MAGAO CAVES , CHINA
MOGAO CAVES, CHINA
The Magao Caves, also known as the Caves of the Thousand Buddha’s,
form a system of 492 temples 25 km southeast of the center of Dunhuang, an
oasis strategically located at a religious and cultural crossroads on the Silk
Road, in Gansu province, China.
The caves may also be known as the Dunhuang Caves, however, this term is also used as a
collective term to include other Buddhist caves sites in the Dunhuang area,
such as the Western Thousand Buddha Caves, and the Yulin Caves farther away.
The site was listed in Unesco World Heritage Sites in 1987.
The Magao Caves encompass wall paintings, painted sculptures,
ancient architecture, movable cultural relics and their settings. These sites
contain some of the finest examples of Buddhist art spanning a period of 1,000
years.
The first caves were dug out in 366 CE as places of Buddhist
meditation and worship. These caves are the best known of the Chinese Buddhist
grottoes and, along with the Longmen Grottoes and Yungang Grottoes, are one of
the three famous ancient Buddhist sculptural sites of China.

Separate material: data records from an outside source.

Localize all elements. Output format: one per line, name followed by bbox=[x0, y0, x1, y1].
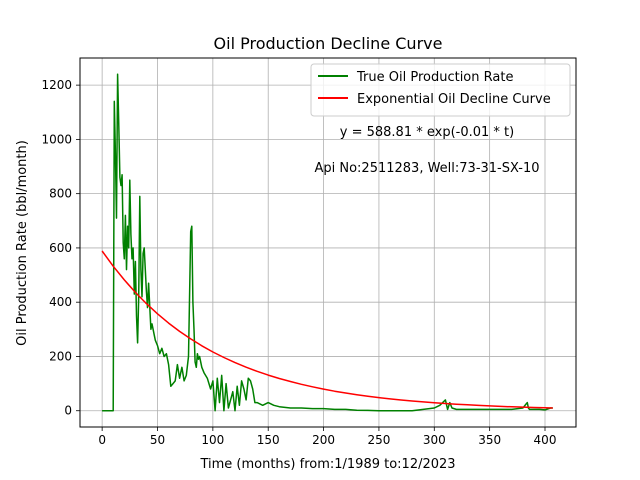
x-tick-label: 0 bbox=[98, 433, 106, 447]
series-lines bbox=[101, 73, 553, 412]
y-tick-label: 0 bbox=[64, 404, 72, 418]
x-tick-label: 150 bbox=[257, 433, 280, 447]
legend-label-true-rate: True Oil Production Rate bbox=[356, 70, 513, 85]
legend-label-exponential-curve: Exponential Oil Decline Curve bbox=[357, 92, 551, 107]
y-tick-label: 1000 bbox=[41, 132, 72, 146]
x-axis-ticks: 0 50 100 150 200 250 300 350 400 bbox=[98, 427, 556, 447]
y-tick-label: 600 bbox=[49, 241, 72, 255]
x-tick-label: 50 bbox=[150, 433, 165, 447]
x-tick-label: 250 bbox=[367, 433, 390, 447]
legend-box bbox=[310, 63, 571, 117]
x-axis-label: Time (months) from:1/1989 to:12/2023 bbox=[199, 457, 455, 472]
x-tick-label: 350 bbox=[478, 433, 501, 447]
equation-annotation: y = 588.81 * exp(-0.01 * t) bbox=[340, 125, 514, 140]
plot-area-frame bbox=[79, 57, 577, 428]
y-tick-label: 1200 bbox=[41, 78, 72, 92]
x-tick-label: 100 bbox=[201, 433, 224, 447]
grid bbox=[80, 58, 576, 427]
y-tick-label: 800 bbox=[49, 187, 72, 201]
y-tick-label: 200 bbox=[49, 349, 72, 363]
chart-title: Oil Production Decline Curve bbox=[214, 34, 443, 53]
y-axis-label: Oil Production Rate (bbl/month) bbox=[15, 140, 30, 346]
true-production-rate-line bbox=[102, 73, 553, 412]
x-tick-label: 200 bbox=[312, 433, 335, 447]
well-annotation: Api No:2511283, Well:73-31-SX-10 bbox=[314, 161, 539, 176]
x-tick-label: 300 bbox=[423, 433, 446, 447]
legend: True Oil Production Rate Exponential Oil… bbox=[310, 63, 571, 117]
y-axis-ticks: 0 200 400 600 800 1000 1200 bbox=[41, 78, 80, 418]
y-tick-label: 400 bbox=[49, 295, 72, 309]
x-tick-label: 400 bbox=[534, 433, 557, 447]
exponential-decline-curve-line bbox=[101, 250, 553, 409]
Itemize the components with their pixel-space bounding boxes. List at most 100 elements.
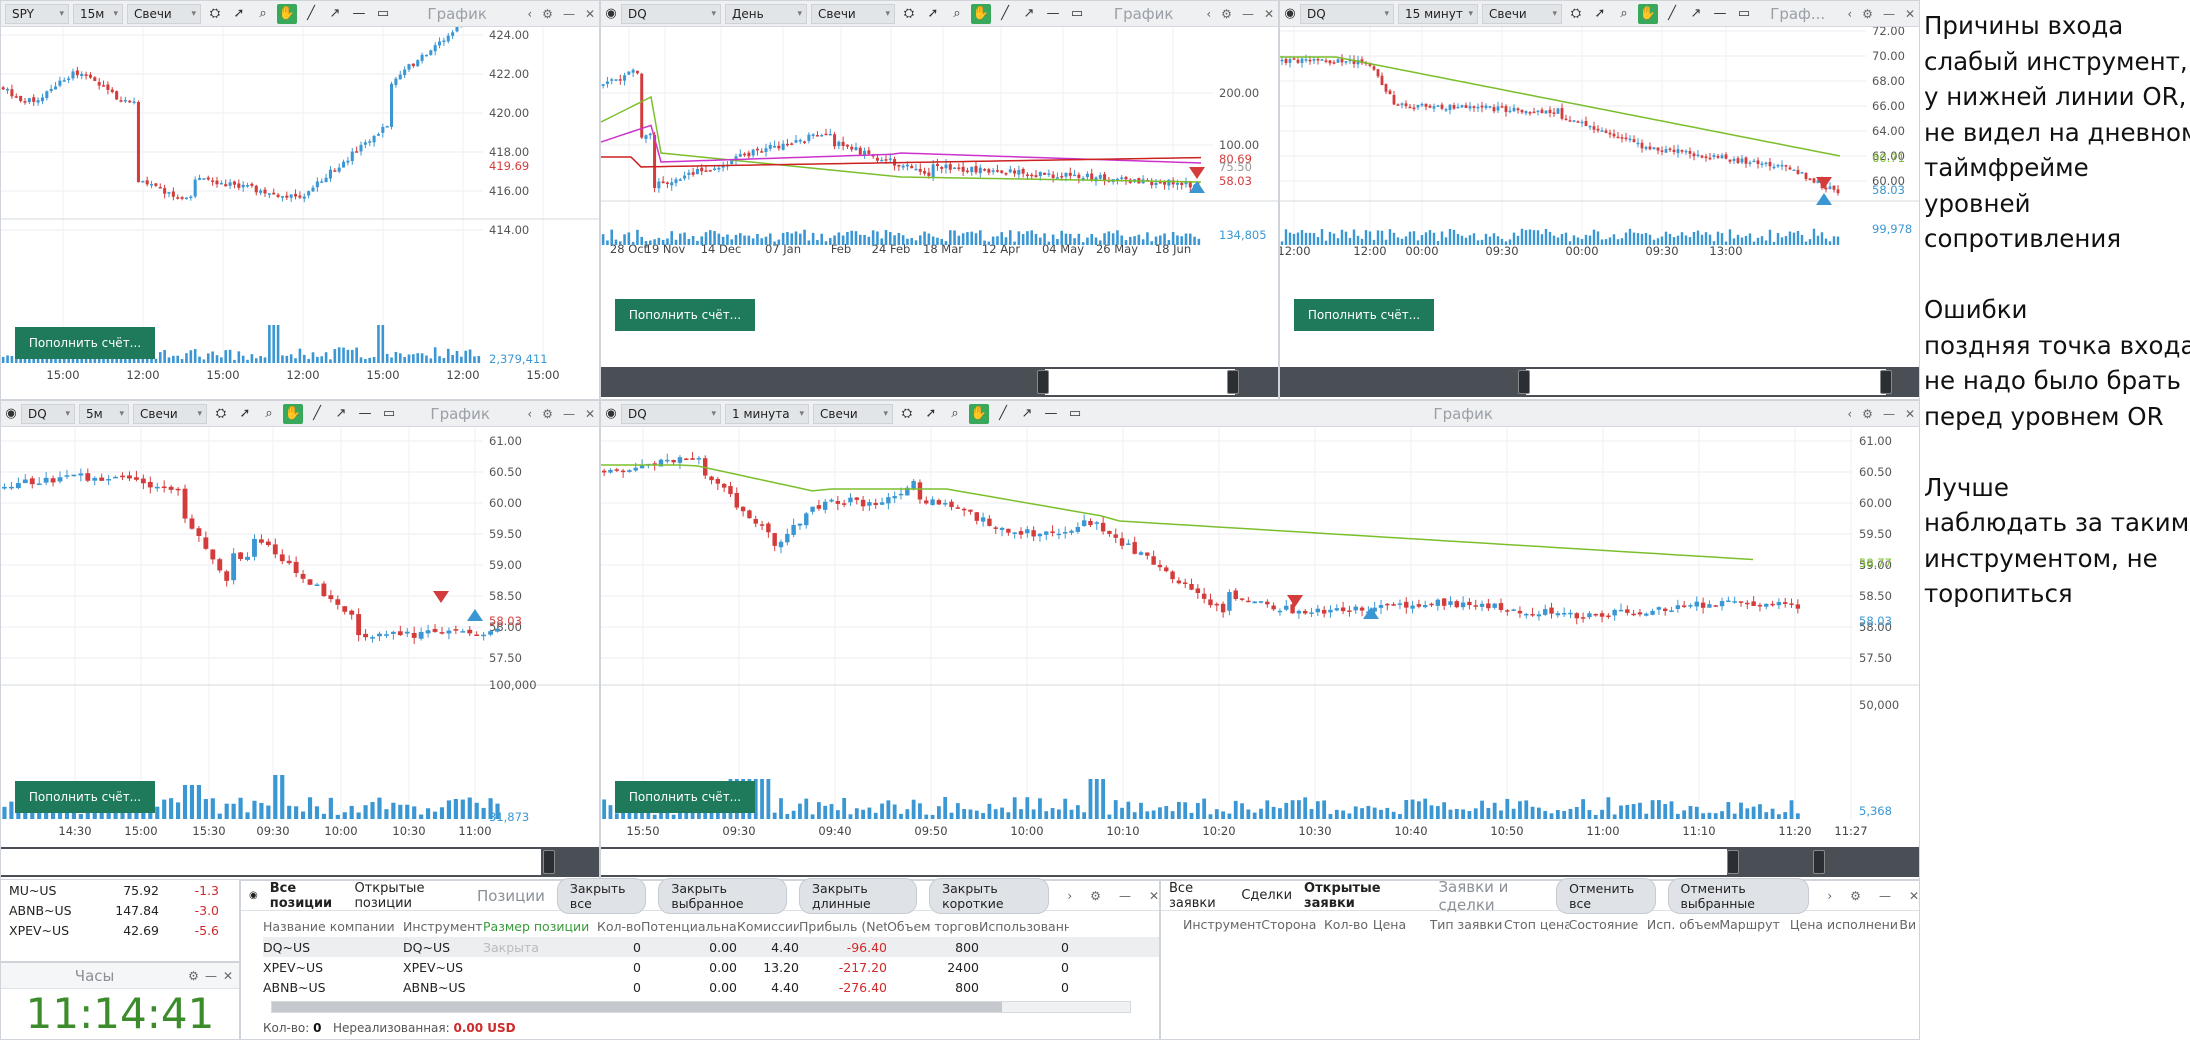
collapse-icon[interactable]: ›: [1067, 888, 1073, 903]
close-icon[interactable]: ✕: [1148, 888, 1159, 903]
symbol-select[interactable]: DQ: [21, 403, 75, 424]
minimize-icon[interactable]: —: [1878, 888, 1891, 903]
column-header[interactable]: Сторона: [1261, 917, 1317, 932]
arrow-icon[interactable]: ↗: [329, 6, 341, 21]
chart-type-select[interactable]: Свечи: [127, 3, 201, 24]
cursor-icon[interactable]: ➚: [1594, 6, 1606, 21]
symbol-select[interactable]: DQ: [621, 403, 721, 424]
deposit-button[interactable]: Пополнить счёт...: [615, 299, 755, 331]
tab-all-orders[interactable]: Все заявки: [1169, 880, 1216, 911]
close-short-button[interactable]: Закрыть короткие: [929, 877, 1050, 914]
minimize-icon[interactable]: —: [1241, 6, 1254, 21]
hline-icon[interactable]: —: [1713, 6, 1727, 21]
minimize-icon[interactable]: —: [1118, 888, 1131, 903]
drawing-tools-icon[interactable]: ⛭: [901, 406, 913, 421]
column-header[interactable]: Кол-во: [596, 918, 641, 934]
gear-icon[interactable]: ⚙: [1090, 888, 1101, 903]
line-icon[interactable]: ╱: [1001, 6, 1009, 21]
gear-icon[interactable]: ⚙: [1862, 406, 1873, 421]
link-icon[interactable]: ◉: [605, 6, 617, 21]
column-header[interactable]: Комиссии: [737, 918, 799, 934]
column-header[interactable]: Название компании: [263, 918, 395, 934]
line-icon[interactable]: ╱: [307, 6, 315, 21]
minimize-icon[interactable]: —: [204, 968, 217, 983]
interval-select[interactable]: 1 минута: [725, 403, 809, 424]
price-chart[interactable]: 61.0060.5060.0059.5059.0058.5058.0057.50…: [601, 427, 1920, 847]
gear-icon[interactable]: ⚙: [542, 6, 553, 21]
collapse-icon[interactable]: ‹: [1847, 406, 1853, 421]
collapse-icon[interactable]: ‹: [527, 6, 533, 21]
price-chart[interactable]: 61.0060.5060.0059.5059.0058.5058.0057.50…: [1, 427, 600, 847]
cancel-selected-button[interactable]: Отменить выбранные: [1667, 877, 1810, 914]
symbol-select[interactable]: SPY: [5, 3, 69, 24]
rect-icon[interactable]: ▭: [382, 406, 396, 421]
close-selected-button[interactable]: Закрыть выбранное: [658, 877, 788, 914]
deposit-button[interactable]: Пополнить счёт...: [615, 781, 755, 813]
column-header[interactable]: Использованна: [979, 918, 1069, 934]
column-header[interactable]: Тип заявки: [1429, 917, 1503, 932]
chart-navigator[interactable]: [601, 367, 1278, 397]
deposit-button[interactable]: Пополнить счёт...: [1294, 299, 1434, 331]
close-icon[interactable]: ✕: [1904, 406, 1915, 421]
close-icon[interactable]: ✕: [1263, 6, 1274, 21]
table-row[interactable]: DQ~US DQ~US Закрыта 0 0.00 4.40 -96.40 800 0: [263, 937, 1159, 957]
column-header[interactable]: Потенциальная: [641, 918, 737, 934]
navigator-handle-left[interactable]: [1727, 850, 1739, 874]
price-chart[interactable]: 424.00422.00420.00418.00416.00414.0015:0…: [1, 27, 600, 400]
close-icon[interactable]: ✕: [222, 968, 233, 983]
zoom-icon[interactable]: ⌕: [951, 406, 959, 421]
column-header[interactable]: Размер позиции ▲: [483, 918, 593, 934]
deposit-button[interactable]: Пополнить счёт...: [15, 327, 155, 359]
close-icon[interactable]: ✕: [1908, 888, 1919, 903]
collapse-icon[interactable]: ‹: [1847, 6, 1853, 21]
column-header[interactable]: Объем торгов: [887, 918, 979, 934]
column-header[interactable]: Инструмент: [403, 918, 483, 934]
close-icon[interactable]: ✕: [584, 406, 595, 421]
drawing-tools-icon[interactable]: ⛭: [1570, 6, 1582, 21]
zoom-icon[interactable]: ⌕: [265, 406, 273, 421]
positions-hscroll[interactable]: [271, 1001, 1131, 1013]
cursor-icon[interactable]: ➚: [233, 6, 245, 21]
column-header[interactable]: Маршрут: [1719, 917, 1780, 932]
rect-icon[interactable]: ▭: [1068, 406, 1082, 421]
close-all-button[interactable]: Закрыть все: [556, 877, 647, 914]
arrow-icon[interactable]: ↗: [1023, 6, 1035, 21]
tab-trades[interactable]: Сделки: [1241, 888, 1293, 903]
cancel-all-button[interactable]: Отменить все: [1556, 877, 1656, 914]
drawing-tools-icon[interactable]: ⛭: [215, 406, 227, 421]
navigator-handle-right[interactable]: [1227, 370, 1239, 394]
column-header[interactable]: Цена исполнения: [1789, 917, 1900, 932]
navigator-handle-left[interactable]: [1518, 370, 1530, 394]
arrow-icon[interactable]: ↗: [1021, 406, 1033, 421]
table-row[interactable]: ABNB~US ABNB~US 0 0.00 4.40 -276.40 800 0: [263, 977, 1159, 997]
chart-type-select[interactable]: Свечи: [811, 3, 895, 24]
column-header[interactable]: Цена: [1372, 917, 1407, 932]
watchlist-row[interactable]: ABNB~US 147.84 -3.0: [1, 900, 239, 920]
rect-icon[interactable]: ▭: [1737, 6, 1751, 21]
minimize-icon[interactable]: —: [1882, 406, 1895, 421]
minimize-icon[interactable]: —: [1882, 6, 1895, 21]
gear-icon[interactable]: ⚙: [188, 968, 199, 983]
hline-icon[interactable]: —: [352, 6, 366, 21]
interval-select[interactable]: 5м: [79, 403, 129, 424]
arrow-icon[interactable]: ↗: [1690, 6, 1702, 21]
column-header[interactable]: Инструмент: [1183, 917, 1262, 932]
column-header[interactable]: Ви: [1899, 917, 1917, 932]
cursor-icon[interactable]: ➚: [925, 406, 937, 421]
collapse-icon[interactable]: ‹: [527, 406, 533, 421]
chart-navigator[interactable]: [601, 847, 1919, 877]
line-icon[interactable]: ╱: [313, 406, 321, 421]
chart-navigator[interactable]: [1, 847, 599, 877]
interval-select[interactable]: 15 минут: [1398, 3, 1478, 24]
column-header[interactable]: Состояние: [1568, 917, 1639, 932]
hline-icon[interactable]: —: [1044, 406, 1058, 421]
cursor-icon[interactable]: ➚: [239, 406, 251, 421]
navigator-handle-right[interactable]: [543, 850, 555, 874]
hand-icon[interactable]: ✋: [969, 403, 989, 424]
hand-icon[interactable]: ✋: [283, 403, 303, 424]
hline-icon[interactable]: —: [358, 406, 372, 421]
gear-icon[interactable]: ⚙: [1862, 6, 1873, 21]
column-header[interactable]: Прибыль (Net): [799, 918, 887, 934]
navigator-handle-right[interactable]: [1813, 850, 1825, 874]
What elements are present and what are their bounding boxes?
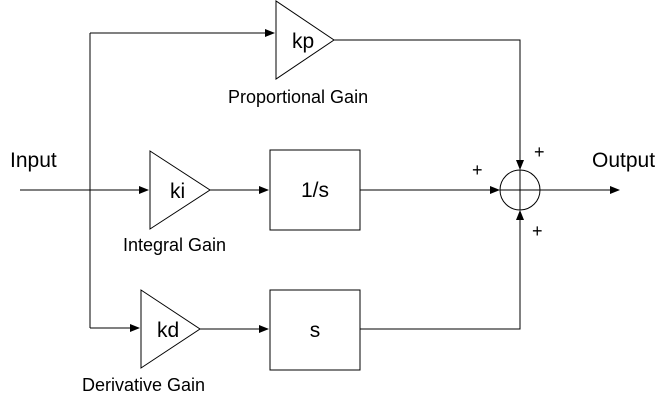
integrator-block bbox=[269, 149, 361, 231]
output-label: Output bbox=[592, 149, 655, 172]
sign-top: + bbox=[534, 142, 545, 162]
sign-left: + bbox=[472, 160, 483, 180]
ki-gain-block bbox=[149, 150, 211, 230]
integrator-label: 1/s bbox=[301, 179, 329, 202]
differentiator-block bbox=[269, 289, 361, 371]
kp-to-summer-arrow bbox=[334, 39, 524, 170]
ki-label: ki bbox=[170, 180, 185, 203]
summing-junction-cross bbox=[500, 170, 540, 210]
input-label: Input bbox=[10, 149, 57, 172]
kd-label: kd bbox=[157, 319, 179, 342]
kp-label: kp bbox=[292, 30, 314, 53]
proportional-gain-caption: Proportional Gain bbox=[228, 87, 368, 107]
integral-gain-caption: Integral Gain bbox=[123, 235, 226, 255]
sign-bottom: + bbox=[532, 221, 543, 241]
differentiator-to-summer-arrow bbox=[360, 210, 524, 330]
kd-gain-block bbox=[140, 289, 201, 369]
derivative-gain-caption: Derivative Gain bbox=[82, 375, 205, 395]
differentiator-label: s bbox=[310, 319, 321, 342]
kp-gain-block bbox=[275, 0, 335, 80]
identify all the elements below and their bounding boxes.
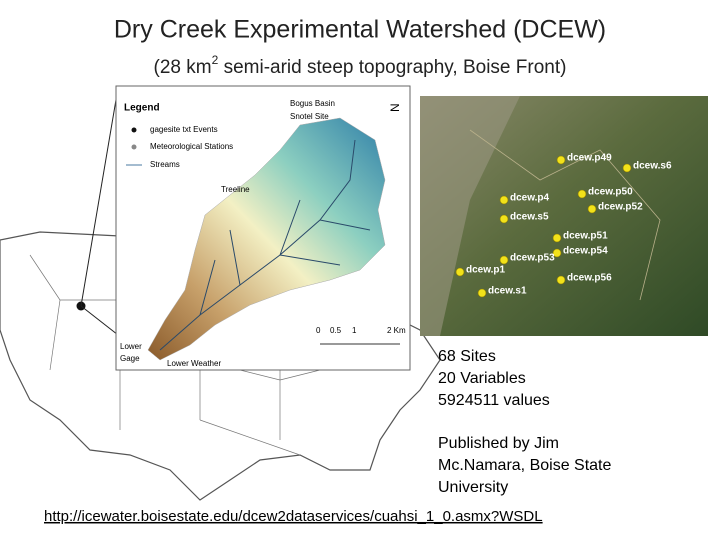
map-label: Bogus Basin [290, 99, 335, 108]
scale-label: 2 Km [387, 326, 406, 335]
map-label: Lower Weather [167, 359, 221, 368]
site-label: dcew.p54 [563, 246, 608, 257]
site-pin [499, 195, 509, 205]
terrain [420, 96, 520, 336]
legend-item: Streams [150, 160, 180, 169]
site-pin [622, 163, 632, 173]
legend-symbol [131, 144, 137, 150]
site-label: dcew.s1 [488, 286, 527, 297]
subtitle-text: semi-arid steep topography, Boise Front) [218, 57, 566, 78]
map-label: Snotel Site [290, 112, 329, 121]
site-label: dcew.p4 [510, 193, 550, 204]
stat-line: 5924511 values [438, 392, 550, 409]
credit-line: Published by Jim [438, 435, 559, 452]
legend-symbol [131, 127, 137, 133]
site-label: dcew.s6 [633, 161, 672, 172]
site-label: dcew.p49 [567, 153, 612, 164]
roads [469, 129, 661, 301]
site-label: dcew.s5 [510, 212, 549, 223]
site-pin [499, 255, 509, 265]
title: Dry Creek Experimental Watershed (DCEW) [114, 16, 606, 44]
site-pin [587, 204, 597, 214]
pointer-line [80, 87, 119, 307]
map-label: Treeline [221, 185, 250, 194]
site-label: dcew.p56 [567, 273, 612, 284]
site-label: dcew.p50 [588, 187, 633, 198]
site-pin [499, 214, 509, 224]
watershed [147, 117, 386, 361]
stat-line: 68 Sites [438, 348, 496, 365]
site-pin [556, 275, 566, 285]
site-pin [552, 233, 562, 243]
site-pin [577, 189, 587, 199]
map-label: Gage [120, 354, 140, 363]
site-pin [556, 155, 566, 165]
streams [159, 139, 371, 351]
site-pin [477, 288, 487, 298]
credit-line: University [438, 479, 508, 496]
stat-line: 20 Variables [438, 370, 526, 387]
site-label: dcew.p53 [510, 253, 555, 264]
north-arrow: N [388, 103, 402, 112]
legend-item: Meteorological Stations [150, 142, 233, 151]
legend-item: gagesite txt Events [150, 125, 218, 134]
site-pin [455, 267, 465, 277]
subtitle-text: (28 km [154, 57, 212, 78]
scale-label: 0.5 [330, 326, 342, 335]
scale-label: 0 [316, 326, 321, 335]
site-pin [552, 248, 562, 258]
site-label: dcew.p51 [563, 231, 608, 242]
link[interactable]: http://icewater.boisestate.edu/dcew2data… [44, 508, 543, 525]
legend-title: Legend [124, 103, 160, 114]
site-label: dcew.p52 [598, 202, 643, 213]
scale-label: 1 [352, 326, 357, 335]
stats: 68 Sites 20 Variables 5924511 values Publis… [438, 348, 612, 496]
superscript: 2 [212, 53, 219, 67]
subtitle: (28 km2 semi-arid steep topography, Bois… [154, 53, 567, 78]
site-label: dcew.p1 [466, 265, 506, 276]
map-label: Lower [120, 342, 142, 351]
credit-line: Mc.Namara, Boise State [438, 457, 612, 474]
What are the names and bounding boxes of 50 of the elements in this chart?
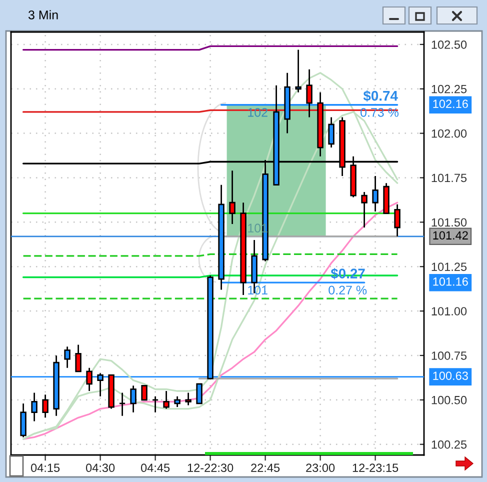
text: 102.16 <box>433 100 468 108</box>
candlestick <box>42 394 48 418</box>
x-tick-label: 12-23:15 <box>352 464 398 472</box>
text: 101.42 <box>433 231 468 240</box>
y-tick-label: 101.75 <box>432 174 467 182</box>
candlestick <box>118 392 126 417</box>
candlestick <box>295 49 302 94</box>
y-tick-label: 102.25 <box>432 84 467 94</box>
x-tick-label: 04:45 <box>140 464 170 472</box>
ref-line-label: 100.63 <box>433 372 468 380</box>
candlestick <box>20 402 26 438</box>
candlestick <box>75 344 82 372</box>
y-tick-label: 100.75 <box>432 352 467 360</box>
candlestick <box>174 396 180 408</box>
y-tick-label: 101.00 <box>432 307 467 316</box>
candlestick <box>317 92 324 158</box>
candlestick <box>108 374 114 410</box>
candlestick <box>196 383 202 404</box>
candlestick <box>130 384 136 414</box>
x-tick-label: 22:45 <box>251 464 280 472</box>
y-tick-label: 100.25 <box>432 440 467 449</box>
x-tick-label: 04:30 <box>86 464 115 472</box>
candlestick <box>86 367 92 392</box>
y-tick-label: 102.50 <box>432 40 467 49</box>
candlestick <box>31 392 38 422</box>
line-series <box>22 202 398 440</box>
y-tick-label: 100.50 <box>432 396 467 404</box>
candlestick <box>328 116 334 148</box>
candlestick <box>141 384 148 401</box>
y-tick-label: 102.00 <box>432 129 467 138</box>
x-tick-label: 12-22:30 <box>188 464 234 472</box>
text: 101.16 <box>433 277 468 286</box>
candlestick <box>361 191 368 228</box>
candlestick <box>372 175 378 212</box>
candlestick <box>240 202 246 296</box>
candlestick <box>306 68 312 118</box>
candlestick <box>64 346 70 369</box>
candlestick <box>185 392 192 406</box>
chart-title: 3 Min <box>28 10 58 20</box>
candlestick <box>163 390 170 410</box>
y-tick-label: 101.25 <box>432 262 467 271</box>
candlestick <box>383 182 390 214</box>
x-tick-label: 04:15 <box>30 464 60 472</box>
candlestick <box>229 170 236 225</box>
candlestick <box>152 396 159 414</box>
annotation: 0.27 % <box>328 286 367 295</box>
x-tick-label: 23:00 <box>306 464 335 472</box>
candlestick <box>394 204 400 238</box>
y-tick-label: 101.50 <box>432 218 467 227</box>
annotation: $0.74 <box>363 90 398 102</box>
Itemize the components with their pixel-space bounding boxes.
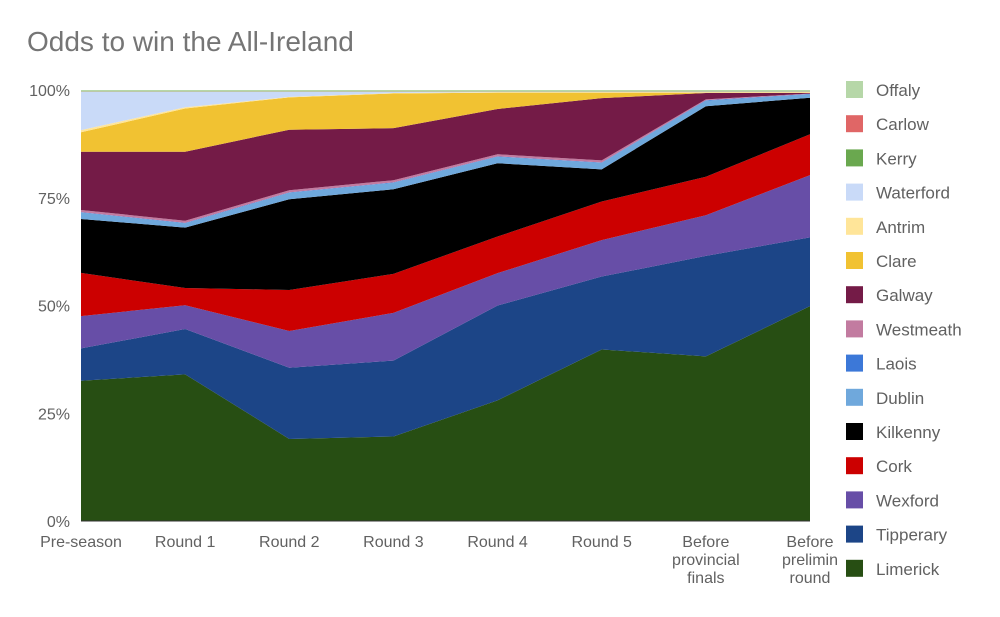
legend-label: Antrim bbox=[876, 218, 925, 237]
area-tipperary bbox=[81, 237, 810, 439]
legend-item-offaly: Offaly bbox=[846, 81, 921, 100]
y-tick-label: 25% bbox=[38, 406, 70, 423]
legend-swatch bbox=[846, 320, 863, 338]
legend-item-tipperary: Tipperary bbox=[846, 525, 948, 545]
area-wexford bbox=[81, 175, 810, 368]
legend-label: Carlow bbox=[876, 115, 930, 134]
area-cork bbox=[81, 134, 810, 331]
legend-item-carlow: Carlow bbox=[846, 115, 930, 134]
x-tick-label: Round 3 bbox=[363, 534, 424, 551]
legend-item-kerry: Kerry bbox=[846, 149, 917, 168]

During late 19th century and early 20th
century, Western explorers began to show interest in the ancient Silk Road and
the lost cities of Central Asia, and those who passed through Dunhuang noted the murals and artifacts such as the
Stele of Sulaiman at Mogao. The biggest discovery, however, came from a Chinese
Taoist named Wang Yuanlu who appointed
himself guardian of some of these temples around the turn of the century.
The discovery of the Library Cave at the Magao Caves in 1990,
together with tens of thousands of manuscripts and relics it contained, has
been acclaimed as the world’s greatest discovery of ancient Oriental culture.
This heritage site provides invaluable reference for studying the complex
history of ancient China and Central Asia.